As tempting as it may be to just turn away, we lose a piece of our humanity every time we do.
Looking at these photographs means becoming witnesses. The eye sees, preserves and remembers. The eye feeds on presence, and presence is history. These photographs tell us that we are all witnesses and our conscience is implicated; it cannot call itself unaware of events.
But what to do? How to go from testimony to participation? Strange that, with all the tools technology makes available to us, we feel more helpless than ever.
A child is saved by a generous man. We feel an instinct of compassion and gratitude. But who is that child and who is that man? Can knowing this help us understand more? Maybe, yes. The images make their way into our heads and raise many questions: Who, how, when, why?
There is little doubt that the movement of peoples is a constant reality that will not cease after another emergency. We also know that it will be used by politicians to gain power. But what can we do?
Our gaze moves our compassion for those naked bodies, slapped by the water, for those poor feet that don't know comfortable and protective shoes, for those surprised faces that ask for asylum.
"Let them in!" cry those who think, like Saint Martin, that we should cut the cloak we wear in half and share it with those who feel cold.

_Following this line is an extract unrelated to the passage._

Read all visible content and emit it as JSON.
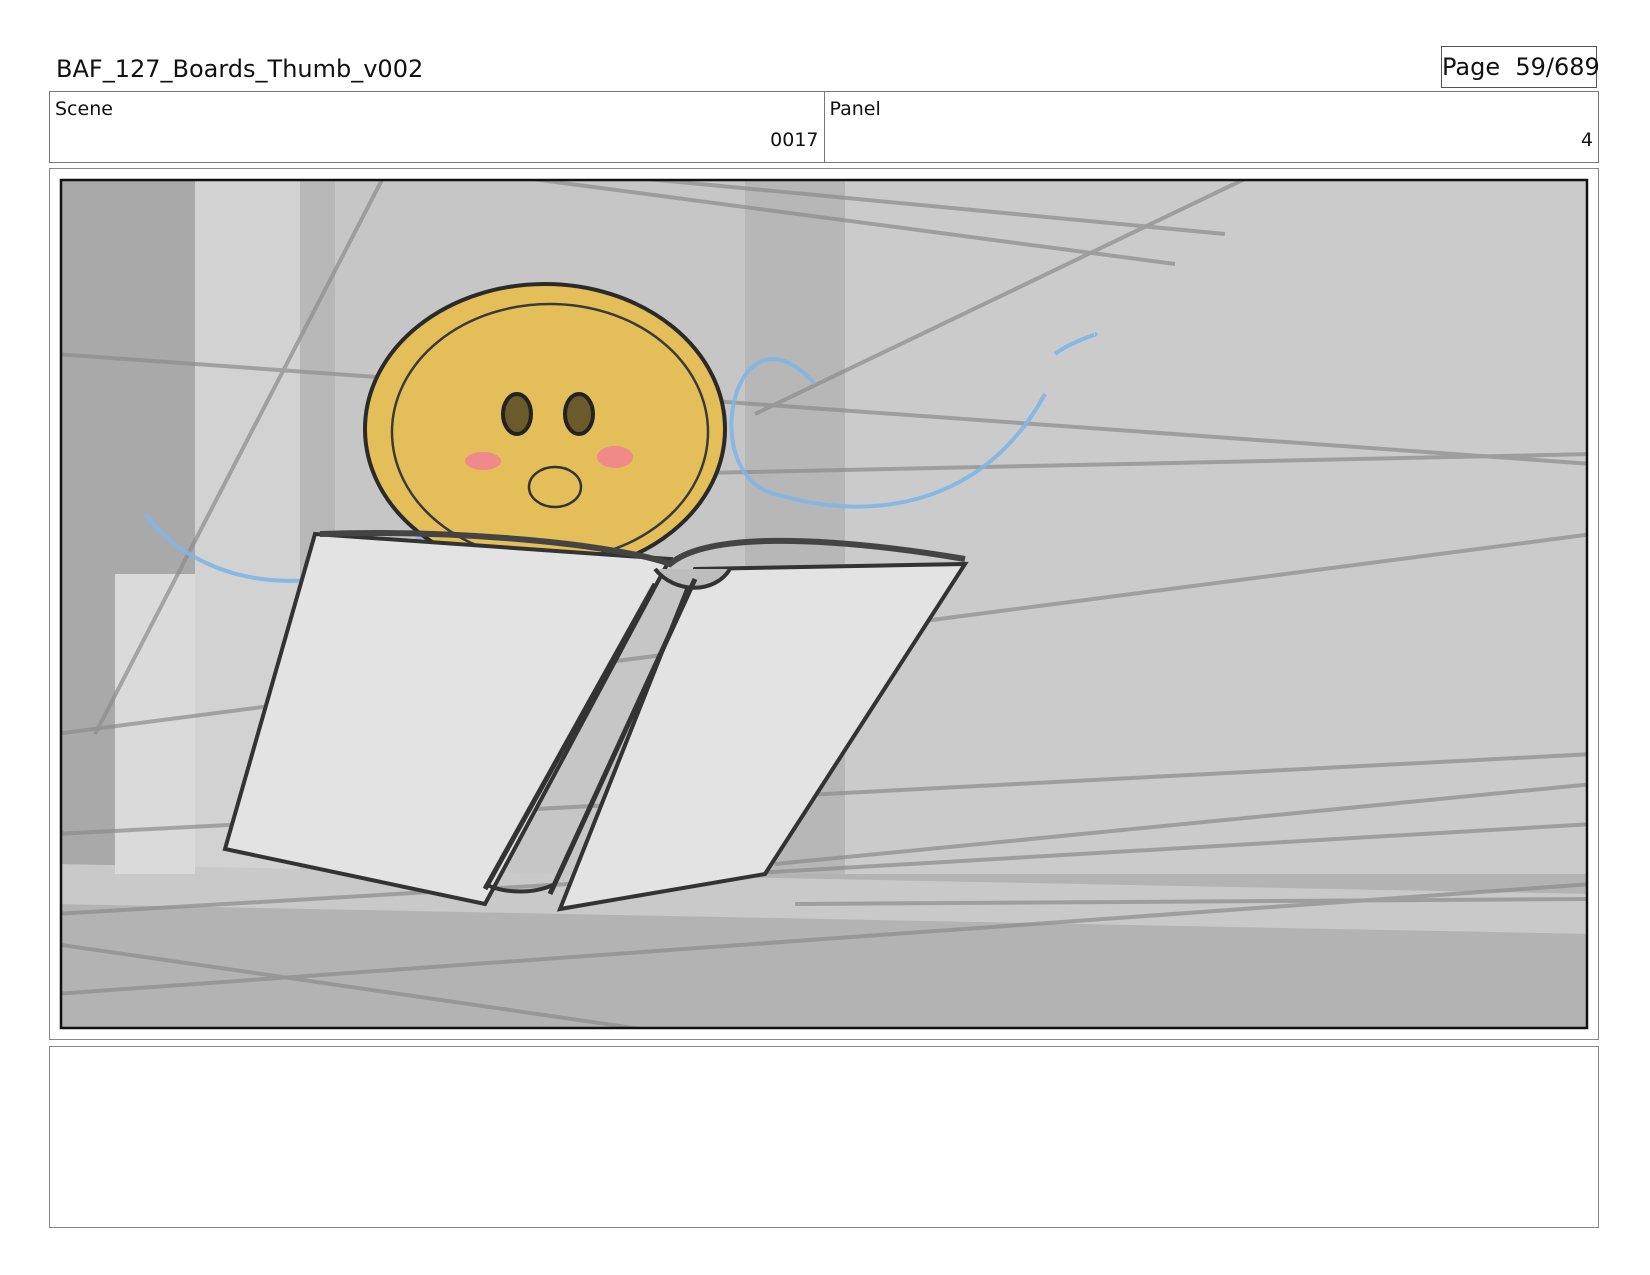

But if migrants become many, if they are thousands of thousands, how can such an intake be managed?
I have only two eyes to look, and a stomach that tightens.
Some argue that we need these people in our ranks as laborers, to swell the workforce. But I find this a cynical argument. With their arms, human beings also carry a faith, a culture, habits that die hard. Are we able to integrate thousands of refugees? Unhappy people cannot be welcomed in order to turn them into cheap workers.
What then? I have no answers, only questions. I have only two eyes to look — and a stomach that tightens — at the sight of so much despair, poverty, pain.
Compassion is certainly not enough. We need to think rationally and understand what we can do not to abuse these unarmed people fleeing hunger and fear.
Does remembering that we, Italians, were once a people of emigrants help us to organize ourselves without losing humanity? Someone speaks of a nemesis: We have plundered territories rich in raw materials for centuries, without leaving behind us roads, houses, schools and an example of good governance.
I got distracted and spoke as if these migrants had landed on our shores. But it doesn't make much difference — today they are in Spain, tomorrow they will be on the Sicilian islands.
I don't know if pity is good for anything. Yet I think that pity, together with reason, can help raise awareness and create a desire to act. And acting means building alliances to face together, without injustice and without wars, the inevitable displacement of peoples.